Why It's Basically Impossible To Cook An Egg On The Sidewalk

Alfresco dining is a gift like no other — even if it's just for the benefit of being removed from a stuffy room packed with tearful children and an overwhelming aroma of garlic (perhaps the two could be related?). Whether there's music and moonlight or love and romance, outside dining provides a much more luxurious and tranquil feeling.

Of course, some forms of eating outside are more sophisticated than others. Lounging in five-star comfort doesn't quite have the same effect as jumping around with a flock of pigeons, picking crumbs off the floor.
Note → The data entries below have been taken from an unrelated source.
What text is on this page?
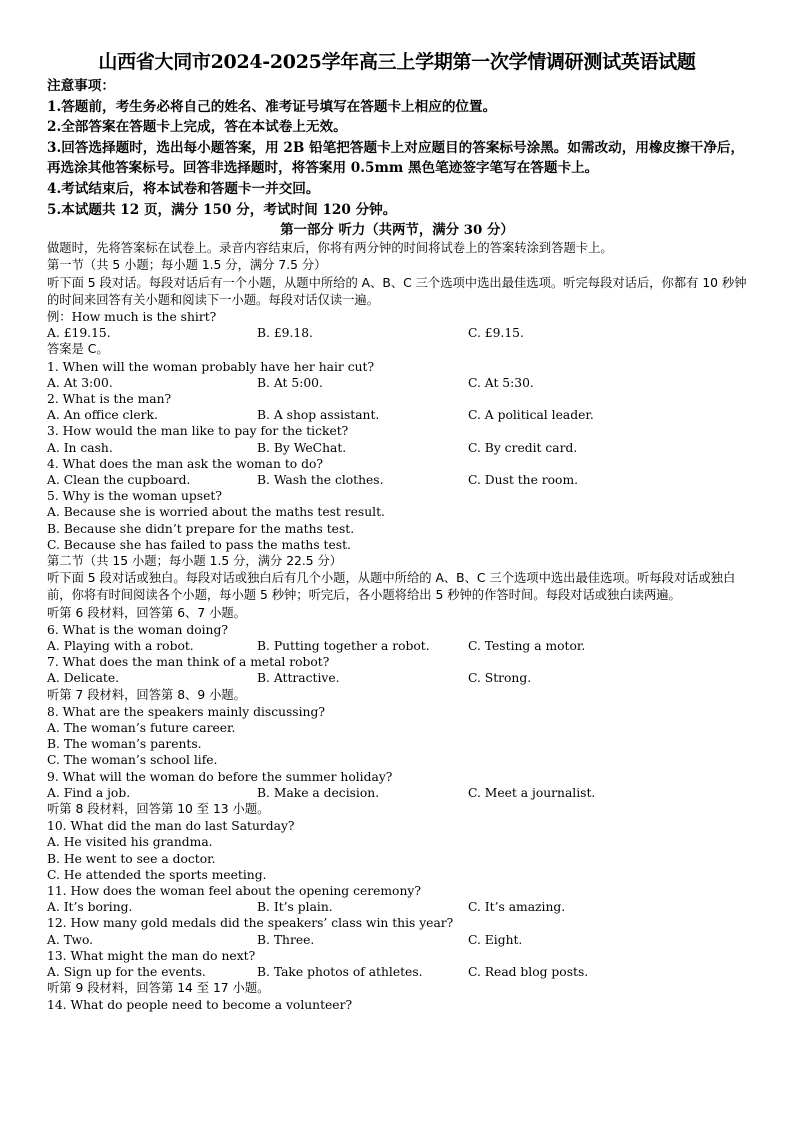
山西省大同市2024-2025学年高三上学期第一次学情调研测试英语试题

注意事项：

1.答题前，考生务必将自己的姓名、准考证号填写在答题卡上相应的位置。

2.全部答案在答题卡上完成，答在本试卷上无效。

3.回答选择题时，选出每小题答案，用 2B 铅笔把答题卡上对应题目的答案标号涂黑。如需改动，用橡皮擦干净后，再选涂其他答案标号。回答非选择题时，将答案用 0.5mm 黑色笔迹签字笔写在答题卡上。

4.考试结束后，将本试卷和答题卡一并交回。

5.本试题共 12 页，满分 150 分，考试时间 120 分钟。

第一部分 听力（共两节，满分 30 分）

做题时，先将答案标在试卷上。录音内容结束后，你将有两分钟的时间将试卷上的答案转涂到答题卡上。

第一节（共 5 小题；每小题 1.5 分，满分 7.5 分）

听下面 5 段对话。每段对话后有一个小题，从题中所给的 A、B、C 三个选项中选出最佳选项。听完每段对话后，你都有 10 秒钟的时间来回答有关小题和阅读下一小题。每段对话仅读一遍。

例：How much is the shirt?

A. £19.15.	B. £9.18.	C. £9.15.

答案是 C。

1. When will the woman probably have her hair cut?

A. At 3:00.	B. At 5:00.	C. At 5:30.

2. What is the man?

A. An office clerk.	B. A shop assistant.	C. A political leader.

3. How would the man like to pay for the ticket?

A. In cash.	B. By WeChat.	C. By credit card.

4. What does the man ask the woman to do?

A. Clean the cupboard.	B. Wash the clothes.	C. Dust the room.

5. Why is the woman upset?

A. Because she is worried about the maths test result.

B. Because she didn’t prepare for the maths test.

C. Because she has failed to pass the maths test.

第二节（共 15 小题；每小题 1.5 分，满分 22.5 分）

听下面 5 段对话或独白。每段对话或独白后有几个小题，从题中所给的 A、B、C 三个选项中选出最佳选项。听每段对话或独白前，你将有时间阅读各个小题，每小题 5 秒钟；听完后，各小题将给出 5 秒钟的作答时间。每段对话或独白读两遍。

听第 6 段材料，回答第 6、7 小题。

6. What is the woman doing?

A. Playing with a robot.	B. Putting together a robot.	C. Testing a motor.

7. What does the man think of a metal robot?

A. Delicate.	B. Attractive.	C. Strong.

听第 7 段材料，回答第 8、9 小题。

8. What are the speakers mainly discussing?

A. The woman’s future career.

B. The woman’s parents.

C. The woman’s school life.

9. What will the woman do before the summer holiday?

A. Find a job.	B. Make a decision.	C. Meet a journalist.

听第 8 段材料，回答第 10 至 13 小题。

10. What did the man do last Saturday?

A. He visited his grandma.

B. He went to see a doctor.

C. He attended the sports meeting.

11. How does the woman feel about the opening ceremony?

A. It’s boring.	B. It’s plain.	C. It’s amazing.

12. How many gold medals did the speakers’ class win this year?

A. Two.	B. Three.	C. Eight.

13. What might the man do next?

A. Sign up for the events.	B. Take photos of athletes.	C. Read blog posts.

听第 9 段材料，回答第 14 至 17 小题。

14. What do people need to become a volunteer?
Let's not forget what is probably the most unsophisticated outdoor eating experience of them all (yet the thing many people are most weirdly obsessed with): trying to cook an egg on a sidewalk. Social media is awash with speculation that eggs can actually be fried on a hot sidewalk (via YouTube), but how probable is it that this basic form of cooking can realistically be done?

Social media claims that frying eggs on a sidewalk is achievable, but scientists are skeptical

According to Smithsonian Magazine, a hugely significant event takes place on July 4 every year: National Fry an Egg on the Sidewalk Day, obviously. Although it is considered to be possible to fry an egg on the sidewalk, it's highly unlikely to be a success.

It is suggested that sidewalks need to be heated to a whopping 158 degrees F to produce a thoroughly fried egg, but they rarely reach such a temperature (via Southern Living). The Library of Congress notes that cracking the egg cools the sidewalk down, suggesting that a constant heat source from below would be required to cook it properly.

Researchers who have investigated the theory of frying eggs on sidewalks have concluded that it is more likely to be successful on darker surfaces like asphalt than lighter surfaces (such as concrete). The experts also agree that cooking an egg in a pan on a sidewalk provides a far greater chance of being a culinary wonderment (via Smithsonian Magazine). Plus, does anyone really want to eat an egg that's been slopping around on a chewing gum-laden sidewalk?